On 08.06.2021 21:24, Kevin LaFlamme wrote:
For streaming mode with fragmented MP4 the intention is to have the client read 
a partial file since it’s broken up into sequential boxes that are playable 
independently. This doesn’t change the segment files themselves or how they are 
written, it just writes a full index file ahead of time.

Even currently, the manifest gets written after the first segment is written 
and the player can immediately attempt to start reading the second segment 
before it’s fully written.

This is the same thing that the “-lhls” is doing in the block below, writing 
out the HLS manifest immediately so that it contains X-EXT-PREFETCH fields for 
the partial segment files.

Currently, if you have a low latency DASH stream with “-ldash” and “-streaming” 
and the player joins in the middle of the stream everything works and it starts 
playing from the middle of the current segment. This means even with 10 second 
segments you can have latency < 1sec of the live edge.

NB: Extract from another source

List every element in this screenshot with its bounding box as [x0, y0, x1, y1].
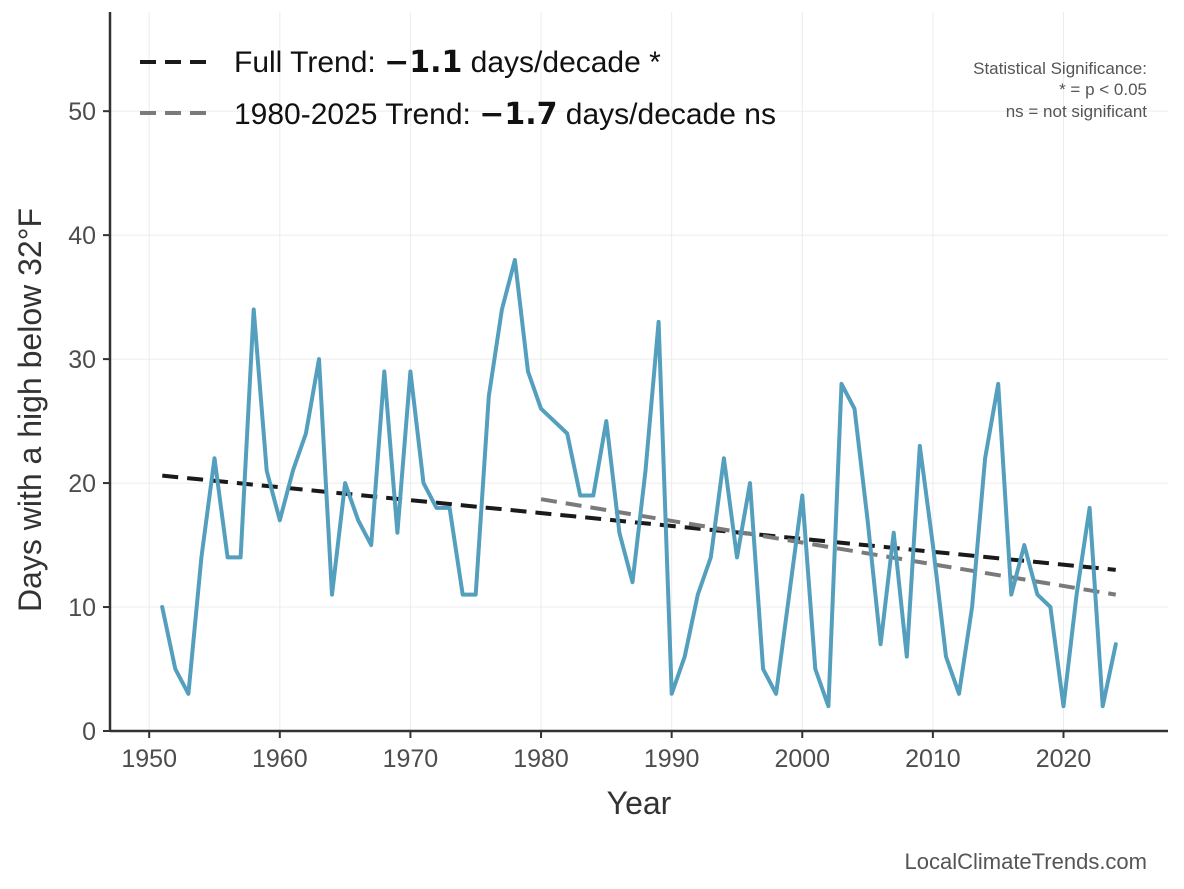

However, this doesn’t 
work for the very first segment because the manifest isn’t available to the player 
yet.

I have a low-latency player where I’m seeing this issue right now and this 
addresses the problem, and seems consistent with the “-lhls” handling below, 
but happy to make changes if there is something else I’m missing.

Yes, I'm aware that that's how it's supposed to work in theory.
But does that work with any HTTP server?
Do they really manage to stream the file while it's being written to?
Or does this need special software to serve the file? And in turn, will it break for a user just pointing apache/nginx at such a list?